Letters, Pedagogical Teachings, and Sayings of Saint Anthony of Egypt


This manuscript opens with the 20 letters “to the sons who follow his [Anthony’s] gentle path…and prayers to keep us from Satan’s example.” The letters are for the most part short, many not exceeding five folios. According to an introductory note, they are addressed to both men and women. The work is in a bold but relaxed hand. Each letter or other significant section is set off in red. There are no contemporary marginal glosses, but comments and corrections (some in English) in pencil were made by Fahim Moftah, whose name appears on the flyleaf.
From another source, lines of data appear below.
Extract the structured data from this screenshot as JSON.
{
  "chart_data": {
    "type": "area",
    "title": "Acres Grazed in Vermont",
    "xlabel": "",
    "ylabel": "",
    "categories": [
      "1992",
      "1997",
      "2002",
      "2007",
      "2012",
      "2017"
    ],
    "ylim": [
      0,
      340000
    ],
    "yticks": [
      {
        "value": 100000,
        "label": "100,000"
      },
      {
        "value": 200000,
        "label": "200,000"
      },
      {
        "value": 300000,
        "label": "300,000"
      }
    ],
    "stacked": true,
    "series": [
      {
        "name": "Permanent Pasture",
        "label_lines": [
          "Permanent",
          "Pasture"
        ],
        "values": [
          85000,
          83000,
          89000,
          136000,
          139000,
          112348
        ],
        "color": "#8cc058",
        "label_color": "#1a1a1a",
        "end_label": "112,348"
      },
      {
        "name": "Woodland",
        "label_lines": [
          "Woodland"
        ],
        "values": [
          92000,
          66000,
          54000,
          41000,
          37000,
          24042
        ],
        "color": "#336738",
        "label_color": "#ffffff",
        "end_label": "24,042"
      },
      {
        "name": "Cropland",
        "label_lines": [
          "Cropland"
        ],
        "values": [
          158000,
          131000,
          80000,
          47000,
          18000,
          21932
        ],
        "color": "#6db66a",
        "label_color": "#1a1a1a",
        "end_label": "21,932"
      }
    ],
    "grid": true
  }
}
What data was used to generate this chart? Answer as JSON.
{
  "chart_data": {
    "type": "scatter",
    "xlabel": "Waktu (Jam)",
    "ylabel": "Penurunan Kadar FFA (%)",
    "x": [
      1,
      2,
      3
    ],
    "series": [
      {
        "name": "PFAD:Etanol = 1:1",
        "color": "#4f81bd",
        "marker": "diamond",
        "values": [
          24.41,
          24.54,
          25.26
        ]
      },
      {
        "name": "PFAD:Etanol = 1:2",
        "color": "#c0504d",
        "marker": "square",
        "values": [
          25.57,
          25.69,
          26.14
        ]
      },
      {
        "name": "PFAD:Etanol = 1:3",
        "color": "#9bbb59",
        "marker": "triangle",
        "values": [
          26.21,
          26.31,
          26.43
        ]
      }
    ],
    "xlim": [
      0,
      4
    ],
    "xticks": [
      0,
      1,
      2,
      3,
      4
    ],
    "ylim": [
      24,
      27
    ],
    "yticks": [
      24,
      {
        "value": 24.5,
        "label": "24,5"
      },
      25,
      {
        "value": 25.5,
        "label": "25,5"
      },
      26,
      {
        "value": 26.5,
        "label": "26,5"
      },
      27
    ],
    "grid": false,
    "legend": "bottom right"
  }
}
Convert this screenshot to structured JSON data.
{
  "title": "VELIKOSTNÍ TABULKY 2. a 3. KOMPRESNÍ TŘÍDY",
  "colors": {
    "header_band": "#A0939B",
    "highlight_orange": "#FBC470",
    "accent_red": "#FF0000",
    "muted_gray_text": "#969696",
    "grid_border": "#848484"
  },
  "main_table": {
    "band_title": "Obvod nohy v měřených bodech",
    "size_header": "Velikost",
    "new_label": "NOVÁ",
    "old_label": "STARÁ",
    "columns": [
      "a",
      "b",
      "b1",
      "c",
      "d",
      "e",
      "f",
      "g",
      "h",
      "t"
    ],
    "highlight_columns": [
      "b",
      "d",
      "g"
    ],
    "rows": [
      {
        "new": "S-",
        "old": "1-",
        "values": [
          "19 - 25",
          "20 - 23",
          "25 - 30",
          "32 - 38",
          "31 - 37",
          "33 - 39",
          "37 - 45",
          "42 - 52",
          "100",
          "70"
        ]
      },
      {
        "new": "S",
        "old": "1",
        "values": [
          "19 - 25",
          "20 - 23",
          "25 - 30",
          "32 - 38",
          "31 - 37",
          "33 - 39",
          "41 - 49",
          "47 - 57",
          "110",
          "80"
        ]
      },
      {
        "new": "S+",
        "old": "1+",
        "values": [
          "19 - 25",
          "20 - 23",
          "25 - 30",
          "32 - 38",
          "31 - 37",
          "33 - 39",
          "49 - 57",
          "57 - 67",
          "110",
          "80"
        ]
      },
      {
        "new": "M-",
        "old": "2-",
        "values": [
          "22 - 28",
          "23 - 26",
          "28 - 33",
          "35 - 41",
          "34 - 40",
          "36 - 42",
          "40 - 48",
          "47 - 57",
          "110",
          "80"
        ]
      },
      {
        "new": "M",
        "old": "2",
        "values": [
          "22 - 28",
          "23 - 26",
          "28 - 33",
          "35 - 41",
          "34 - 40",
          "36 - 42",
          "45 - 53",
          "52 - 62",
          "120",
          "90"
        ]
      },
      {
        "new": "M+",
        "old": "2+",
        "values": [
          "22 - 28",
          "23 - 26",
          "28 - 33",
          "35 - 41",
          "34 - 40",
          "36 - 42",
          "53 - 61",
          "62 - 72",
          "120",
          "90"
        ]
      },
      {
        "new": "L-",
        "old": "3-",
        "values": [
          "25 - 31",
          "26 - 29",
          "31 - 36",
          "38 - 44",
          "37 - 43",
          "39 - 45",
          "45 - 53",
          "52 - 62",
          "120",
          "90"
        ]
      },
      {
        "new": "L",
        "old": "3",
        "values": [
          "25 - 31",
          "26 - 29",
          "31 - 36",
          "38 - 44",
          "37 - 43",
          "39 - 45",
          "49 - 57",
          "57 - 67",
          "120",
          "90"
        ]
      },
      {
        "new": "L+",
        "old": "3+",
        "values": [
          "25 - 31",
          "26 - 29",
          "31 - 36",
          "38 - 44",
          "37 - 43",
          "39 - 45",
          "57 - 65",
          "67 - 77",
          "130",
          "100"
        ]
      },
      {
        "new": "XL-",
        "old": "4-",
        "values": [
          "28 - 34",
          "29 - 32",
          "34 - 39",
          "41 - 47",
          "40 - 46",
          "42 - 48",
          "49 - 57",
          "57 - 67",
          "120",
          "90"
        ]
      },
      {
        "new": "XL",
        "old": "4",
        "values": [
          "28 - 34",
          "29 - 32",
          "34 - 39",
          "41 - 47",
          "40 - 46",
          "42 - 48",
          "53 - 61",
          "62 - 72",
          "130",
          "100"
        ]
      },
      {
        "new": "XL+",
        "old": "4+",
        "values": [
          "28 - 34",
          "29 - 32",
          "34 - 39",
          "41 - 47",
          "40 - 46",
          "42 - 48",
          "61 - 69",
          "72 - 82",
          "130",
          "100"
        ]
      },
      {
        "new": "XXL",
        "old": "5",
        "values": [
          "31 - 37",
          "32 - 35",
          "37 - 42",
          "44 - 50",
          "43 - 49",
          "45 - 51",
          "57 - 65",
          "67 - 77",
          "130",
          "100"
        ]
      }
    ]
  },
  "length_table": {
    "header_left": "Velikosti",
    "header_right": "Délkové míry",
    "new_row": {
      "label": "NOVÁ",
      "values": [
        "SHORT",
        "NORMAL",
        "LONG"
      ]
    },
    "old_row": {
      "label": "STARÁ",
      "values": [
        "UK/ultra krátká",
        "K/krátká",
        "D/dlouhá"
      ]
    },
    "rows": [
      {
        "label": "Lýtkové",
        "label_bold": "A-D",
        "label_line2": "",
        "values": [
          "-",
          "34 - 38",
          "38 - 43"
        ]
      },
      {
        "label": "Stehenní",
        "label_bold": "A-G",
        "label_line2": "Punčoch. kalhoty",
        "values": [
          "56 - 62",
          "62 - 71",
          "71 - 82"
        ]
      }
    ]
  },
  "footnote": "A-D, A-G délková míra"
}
The letters are followed by ta’lim ruhani (spiritual instructions) “and wasayah [holy admonitions] from the sayings of Saint Anthony the Great.” The manuscript ends with stories and devotional advice in question-and-answer form, demonstrating simple faith and pragmatic wisdom. Saint Anthony (circa 250–355 or 356) is recognized as a founder of Christian monasticism and is venerated as such to this day. Thanks to a biography written by Saint Athanasius of Alexandria (died 373), details of Anthony’s life and teachings are more complete than for most early Church leaders, although modern scholarship has questioned details of the biography. Regardless of issues of accuracy, it was thanks to Athanasius’s Life that Anthony’s influence on monastic asceticism spread throughout the Christian world. Works ascribed to Anthony are still in print and are widely sold. This manuscript is part of the Iryan Moftah Collection of Coptic Books and Manuscripts at the American University in Cairo.